4. The final concept is Dropout, which simply randomly removes certain data samples so that our network does not become too familiar with our dataset to the point where it loses accuracy over general data. This prevents overfitting.
Step 5 — Training and Testing
Now that the bulk of the heavy lifting is done, our model is ready to train and test itself. As we can see, it becomes increasingly more accurate after each epoch, tapering off at about 96% accurate in both training and testing!
Right now, we’re in the right balance between not underfitting and not overfitting, so it’s best to leave our network here. After all, 96% is pretty spectacular!
Step 6 — Predicting
As a bonus step, I was curious to see how our network would cope with a single input and if it would determine its correct state.

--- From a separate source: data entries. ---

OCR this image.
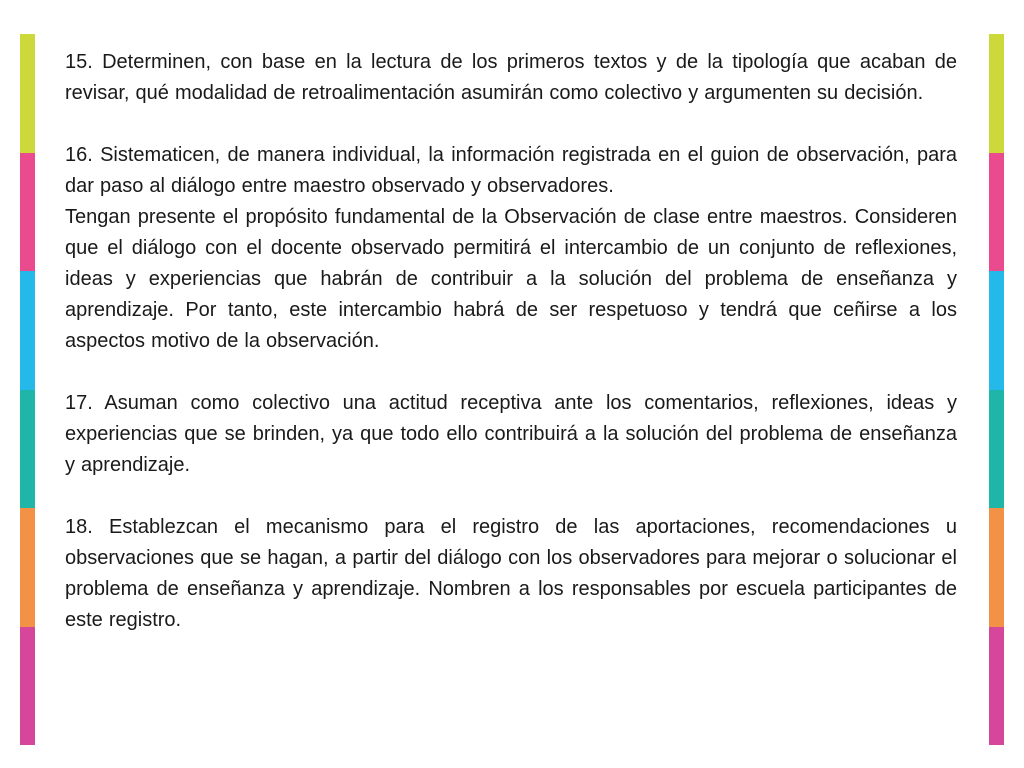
15. Determinen, con base en la lectura de los primeros textos y de la tipología que acaban de revisar, qué modalidad de retroalimentación asumirán como colectivo y argumenten su decisión.

16. Sistematicen, de manera individual, la información registrada en el guion de observación, para dar paso al diálogo entre maestro observado y observadores.

Tengan presente el propósito fundamental de la Observación de clase entre maestros. Consideren que el diálogo con el docente observado permitirá el intercambio de un conjunto de reflexiones, ideas y experiencias que habrán de contribuir a la solución del problema de enseñanza y aprendizaje. Por tanto, este intercambio habrá de ser respetuoso y tendrá que ceñirse a los aspectos motivo de la observación.

17. Asuman como colectivo una actitud receptiva ante los comentarios, reflexiones, ideas y experiencias que se brinden, ya que todo ello contribuirá a la solución del problema de enseñanza y aprendizaje.

18. Establezcan el mecanismo para el registro de las aportaciones, recomendaciones u observaciones que se hagan, a partir del diálogo con los observadores para mejorar o solucionar el problema de enseñanza y aprendizaje. Nombren a los responsables por escuela participantes de este registro.
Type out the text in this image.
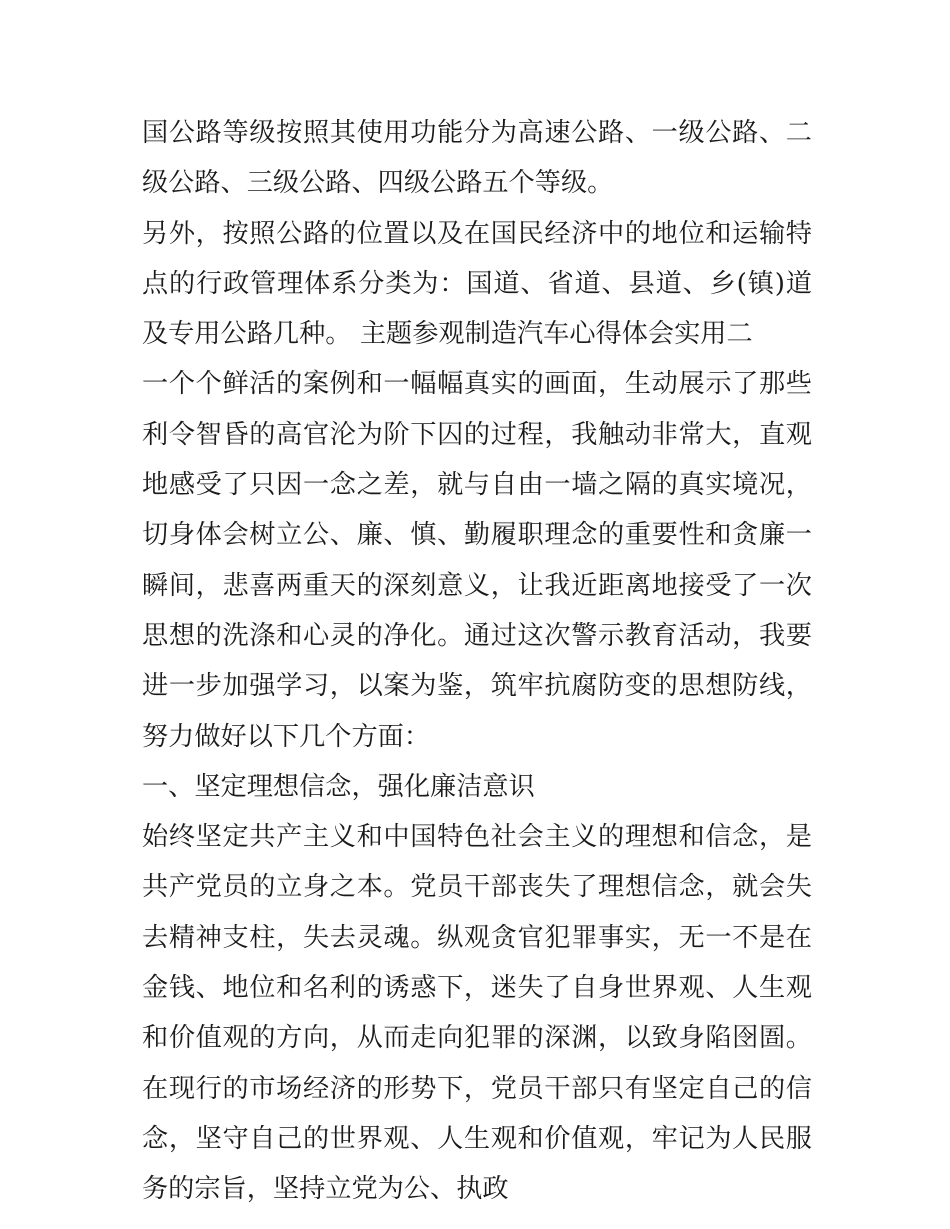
国公路等级按照其使用功能分为高速公路、一级公路、二级公路、三级公路、四级公路五个等级。

另外，按照公路的位置以及在国民经济中的地位和运输特点的行政管理体系分类为：国道、省道、县道、乡(镇)道及专用公路几种。 主题参观制造汽车心得体会实用二

一个个鲜活的案例和一幅幅真实的画面，生动展示了那些利令智昏的高官沦为阶下囚的过程，我触动非常大，直观地感受了只因一念之差，就与自由一墙之隔的真实境况，切身体会树立公、廉、慎、勤履职理念的重要性和贪廉一瞬间，悲喜两重天的深刻意义，让我近距离地接受了一次思想的洗涤和心灵的净化。通过这次警示教育活动，我要进一步加强学习，以案为鉴，筑牢抗腐防变的思想防线，努力做好以下几个方面：

一、坚定理想信念，强化廉洁意识

始终坚定共产主义和中国特色社会主义的理想和信念，是共产党员的立身之本。党员干部丧失了理想信念，就会失去精神支柱，失去灵魂。纵观贪官犯罪事实，无一不是在金钱、地位和名利的诱惑下，迷失了自身世界观、人生观和价值观的方向，从而走向犯罪的深渊，以致身陷囹圄。在现行的市场经济的形势下，党员干部只有坚定自己的信念，坚守自己的世界观、人生观和价值观，牢记为人民服务的宗旨，坚持立党为公、执政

Sure enough, it did. I took an image its never seen before, set it to the correct dimensions, fed it in, and sure enough, our network returned a 1, meaning it predicts that the patient has pneumonia. Correctamundo!
A Bright Future for Machine Learning
Projects like these aren’t meant to be conceptual, however. They can be applied to actually save lives.
In the United Kingdom, GE Healthcare recently developed and introduced its new AI which rapidly analyzes chest X-ray scans and is able to determine and alert radiologists of up to 8 abnormalities including pneumonia indicative of Covid-19, tuberculosis, fibrosis, and others.
Moreover, it showed a 34% reduction in reading time per case while simultaneously maintaining accuracy levels of 97–99%. Incredible!
I’m optimistic because this is only the beginning — the beginning of a world where clinicians can help patients regardless of location, cost, status, or any other preventative factor.